Candle Cove never existed, of course. It’s a horror story, first set out in a series of fake forum posts by illustrator and horror aficionado Kris Straub in 2009, and one that’s since been expanded upon by others across the internet. It’s one part of a larger phenomenon known as the “creepypasta” – a form of collective online storytelling that blurs the line between reality and fiction. We’re All Going to the World’s Fair, the directorial debut of Jane Schoenbrun, is a film about creepypastas that also feels like it could be a creepypasta itself, unfurling with the same unhurried dread.

Here, Schoenbrun builds a story around a fictional “World’s Fair” challenge, in which participants repeat a phrase three times, prick their fingers, and watch a short video full of flashing colours and ululating sounds. We see Casey (Anna Cobb), a lonely teenage girl and confessed horror fan, work through the steps. She scrolls through videos of what supposedly happens next: the feeling of Tetris being played inside your body, your limbs turning into plastic. We know almost nothing about Casey. We don’t see her school life, her friends, or her family. We do know that she is isolated and scared – the minute she sees car lights shine on her house’s driveway, she runs upstairs to her room and locks the door, sitting frozen in silence while footsteps rumble outside. An adult voice is heard only once, screaming at her for staying up until 3am.
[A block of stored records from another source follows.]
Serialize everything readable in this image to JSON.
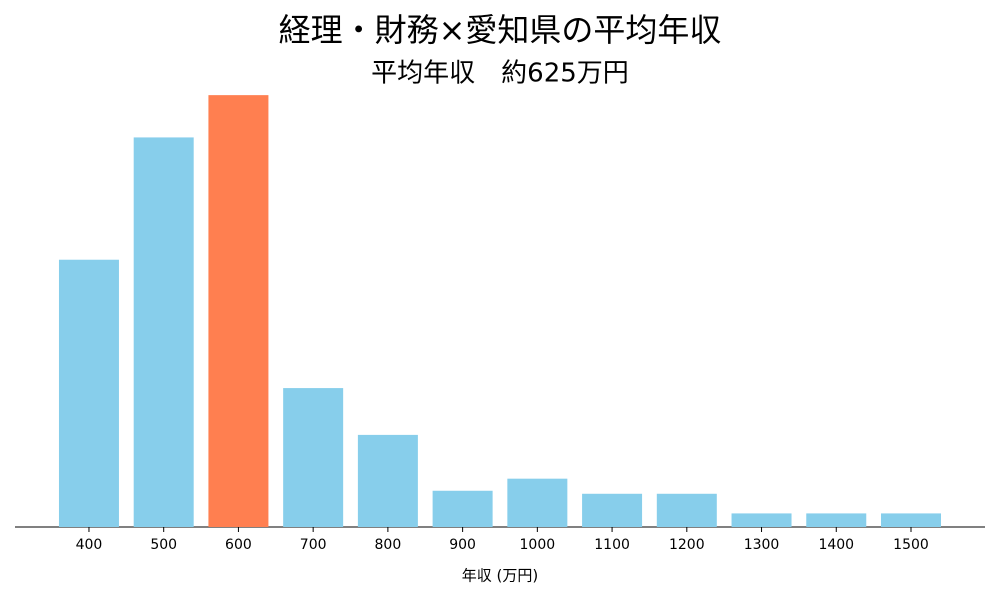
{
  "chart_data": {
    "type": "bar",
    "title": "経理・財務×愛知県の平均年収",
    "subtitle": "平均年収　約625万円",
    "x_label": "年収 (万円)",
    "categories": [
      "400",
      "500",
      "600",
      "700",
      "800",
      "900",
      "1000",
      "1100",
      "1200",
      "1300",
      "1400",
      "1500"
    ],
    "values": [
      17.7,
      25.8,
      28.6,
      9.2,
      6.1,
      2.4,
      3.2,
      2.2,
      2.2,
      0.9,
      0.9,
      0.9
    ],
    "colors": [
      "#87ceeb",
      "#87ceeb",
      "#ff7f50",
      "#87ceeb",
      "#87ceeb",
      "#87ceeb",
      "#87ceeb",
      "#87ceeb",
      "#87ceeb",
      "#87ceeb",
      "#87ceeb",
      "#87ceeb"
    ],
    "ylim": [
      0,
      30
    ]
  }
}
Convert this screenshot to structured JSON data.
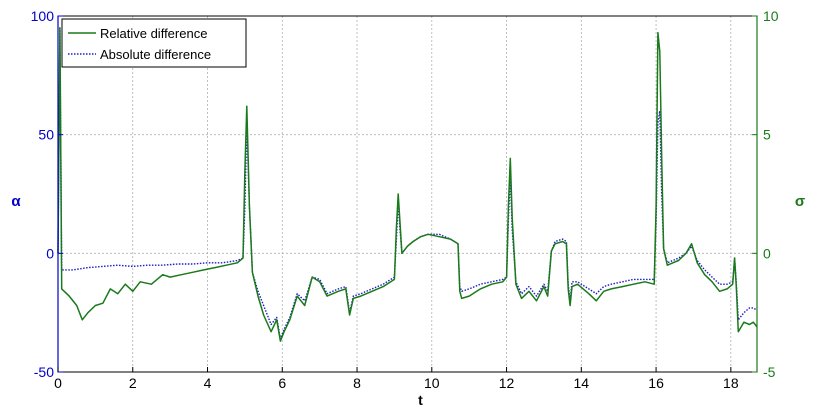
{
  "chart_data": {
    "type": "line",
    "title": "",
    "xlabel": "t",
    "ylabel": "α",
    "y2label": "σ",
    "xlim": [
      0,
      18.7
    ],
    "ylim": [
      -50,
      100
    ],
    "y2lim": [
      -5,
      10
    ],
    "xticks": [
      "0",
      "2",
      "4",
      "6",
      "8",
      "10",
      "12",
      "14",
      "16",
      "18"
    ],
    "yticks": [
      "-50",
      "0",
      "50",
      "100"
    ],
    "y2ticks": [
      "-5",
      "0",
      "5",
      "10"
    ],
    "grid": true,
    "legend_position": "top-left",
    "colors": {
      "relative": "#1a7a1a",
      "absolute": "#1c1cc8",
      "left_axis": "#0000c8",
      "right_axis": "#1a7a1a"
    },
    "series": [
      {
        "name": "Relative difference",
        "axis": "right",
        "style": "solid",
        "x": [
          0,
          0.05,
          0.1,
          0.3,
          0.5,
          0.65,
          0.8,
          1.0,
          1.2,
          1.4,
          1.6,
          1.8,
          2.0,
          2.2,
          2.5,
          2.8,
          3.0,
          3.3,
          3.6,
          3.9,
          4.2,
          4.5,
          4.8,
          4.95,
          5.0,
          5.05,
          5.12,
          5.2,
          5.35,
          5.5,
          5.7,
          5.85,
          5.95,
          6.05,
          6.2,
          6.4,
          6.6,
          6.8,
          7.0,
          7.2,
          7.5,
          7.7,
          7.8,
          7.9,
          8.1,
          8.4,
          8.7,
          9.0,
          9.05,
          9.1,
          9.15,
          9.2,
          9.35,
          9.5,
          9.7,
          9.9,
          10.2,
          10.5,
          10.7,
          10.75,
          10.8,
          11.0,
          11.3,
          11.6,
          11.9,
          12.0,
          12.05,
          12.1,
          12.15,
          12.25,
          12.4,
          12.6,
          12.8,
          13.0,
          13.1,
          13.2,
          13.3,
          13.5,
          13.6,
          13.65,
          13.7,
          13.75,
          13.9,
          14.2,
          14.4,
          14.6,
          14.8,
          15.1,
          15.4,
          15.7,
          15.95,
          16.0,
          16.05,
          16.1,
          16.15,
          16.2,
          16.3,
          16.45,
          16.6,
          16.8,
          16.95,
          17.1,
          17.3,
          17.5,
          17.7,
          17.9,
          18.05,
          18.1,
          18.15,
          18.2,
          18.35,
          18.5,
          18.6,
          18.7
        ],
        "values": [
          0.0,
          9.5,
          -1.5,
          -1.8,
          -2.2,
          -2.8,
          -2.5,
          -2.2,
          -2.1,
          -1.5,
          -1.7,
          -1.3,
          -1.6,
          -1.2,
          -1.3,
          -0.9,
          -1.0,
          -0.9,
          -0.8,
          -0.7,
          -0.6,
          -0.5,
          -0.4,
          -0.2,
          3.5,
          6.2,
          2.0,
          -0.8,
          -1.8,
          -2.6,
          -3.3,
          -2.8,
          -3.7,
          -3.3,
          -2.8,
          -1.8,
          -2.2,
          -1.0,
          -1.2,
          -1.8,
          -1.6,
          -1.5,
          -2.6,
          -1.9,
          -1.8,
          -1.6,
          -1.4,
          -1.1,
          1.0,
          2.5,
          1.3,
          0.0,
          0.3,
          0.5,
          0.7,
          0.8,
          0.7,
          0.6,
          0.4,
          -1.6,
          -1.9,
          -1.8,
          -1.5,
          -1.3,
          -1.2,
          -1.0,
          2.0,
          4.0,
          1.5,
          -1.3,
          -1.9,
          -1.6,
          -2.0,
          -1.4,
          -1.8,
          0.1,
          0.4,
          0.5,
          0.4,
          -1.5,
          -2.2,
          -1.4,
          -1.3,
          -1.7,
          -2.0,
          -1.6,
          -1.5,
          -1.4,
          -1.3,
          -1.2,
          -1.3,
          2.0,
          9.3,
          8.5,
          4.0,
          0.2,
          -0.5,
          -0.4,
          -0.3,
          0.0,
          0.4,
          -0.4,
          -0.9,
          -1.2,
          -1.6,
          -1.5,
          -1.3,
          -0.2,
          -1.5,
          -3.3,
          -2.9,
          -3.0,
          -2.9,
          -3.1
        ]
      },
      {
        "name": "Absolute difference",
        "axis": "left",
        "style": "dotted",
        "x": [
          0,
          0.05,
          0.1,
          0.4,
          0.8,
          1.2,
          1.6,
          2.0,
          2.4,
          2.8,
          3.2,
          3.6,
          4.0,
          4.4,
          4.8,
          4.95,
          5.0,
          5.05,
          5.12,
          5.2,
          5.35,
          5.5,
          5.7,
          5.85,
          5.95,
          6.05,
          6.2,
          6.4,
          6.6,
          6.8,
          7.0,
          7.2,
          7.5,
          7.7,
          7.8,
          7.9,
          8.1,
          8.4,
          8.7,
          9.0,
          9.05,
          9.1,
          9.15,
          9.2,
          9.35,
          9.5,
          9.7,
          9.9,
          10.2,
          10.5,
          10.7,
          10.75,
          10.8,
          11.0,
          11.3,
          11.6,
          11.9,
          12.0,
          12.05,
          12.1,
          12.15,
          12.25,
          12.4,
          12.6,
          12.8,
          13.0,
          13.1,
          13.2,
          13.3,
          13.5,
          13.6,
          13.65,
          13.7,
          13.75,
          13.9,
          14.2,
          14.4,
          14.6,
          14.8,
          15.1,
          15.4,
          15.7,
          15.95,
          16.0,
          16.05,
          16.1,
          16.15,
          16.2,
          16.3,
          16.45,
          16.6,
          16.8,
          16.95,
          17.1,
          17.3,
          17.5,
          17.7,
          17.9,
          18.05,
          18.1,
          18.15,
          18.2,
          18.35,
          18.5,
          18.6,
          18.7
        ],
        "values": [
          0,
          95,
          -7,
          -7,
          -6,
          -5.5,
          -5,
          -5.5,
          -5,
          -5,
          -4.5,
          -4.5,
          -4,
          -4,
          -3,
          -2,
          20,
          55,
          20,
          -8,
          -16,
          -22,
          -30,
          -27,
          -36,
          -32,
          -27,
          -17,
          -20,
          -10,
          -11,
          -17,
          -15,
          -14,
          -25,
          -18,
          -17,
          -15,
          -13,
          -10,
          5,
          22,
          10,
          0,
          3,
          5,
          7,
          8,
          8,
          6,
          4,
          -14,
          -16,
          -15,
          -13,
          -12,
          -11,
          -10,
          14,
          33,
          10,
          -12,
          -17,
          -14,
          -18,
          -13,
          -16,
          1,
          5,
          6,
          5,
          -13,
          -20,
          -12,
          -12,
          -15,
          -17,
          -14,
          -13,
          -12,
          -11,
          -11,
          -11,
          13,
          55,
          60,
          25,
          2,
          -4,
          -3,
          -2,
          0,
          3,
          -3,
          -7,
          -10,
          -13,
          -13,
          -12,
          -2,
          -13,
          -28,
          -25,
          -23,
          -23,
          -24
        ]
      }
    ]
  }
}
All Schoenbrun really allows us to see is the Casey that exists in front of her webcam, dutifully documenting her descent into madness, whether it’s real, unreal or potentially a demonic possession. In one scene, she pauses a frenzied dance routine only so she can let out a few blood-curdling screams. In another, she marks her face with glow-in-the-dark paint so that she can blend into the constellation stickers on her bedroom ceiling. Cobb’s performance is totally inscrutable – remarkably so. It’s the great, uncertain terror of We’re All Going to the World’s Fair: are Casey’s eyes always tear-flecked because she’s sad? Is this what a cry for help looks like on the internet? Or is this a young artist indulging in the possibilities of storytelling?

The film’s perspective is limited largely to what Casey can see on her computer screen. But cinematographer Daniel Patrick Carbone otherwise captures Casey with an eerie, voyeuristic quality whenever the camera breaks away from it. That lends itself to the second, more disturbing element at the heart of Schoenbrun’s film: Casey is soon contacted by a much older man, JLB (Michael J Rogers), who sputters and wheezes over their Skype calls like a nervous gamer boy. He says he’s worried about her, and about the doors she’s opened by taking on the World’s Fair challenge.

We, as the audience, are immediately suspicious of JLB’s intentions. But We’re All Going to the World’s Fair doesn’t quite go where it’s expected, or hit the most obvious talking points. It offers something all the more intriguing – a last-minute twist that forces us to reexamine what we’d already accepted as either truth or fiction. Is Casey really who we think she is? Could there be a monster under your bed? A killer in the shadows? The very best folk stories, creepypasta or not, always end on a question.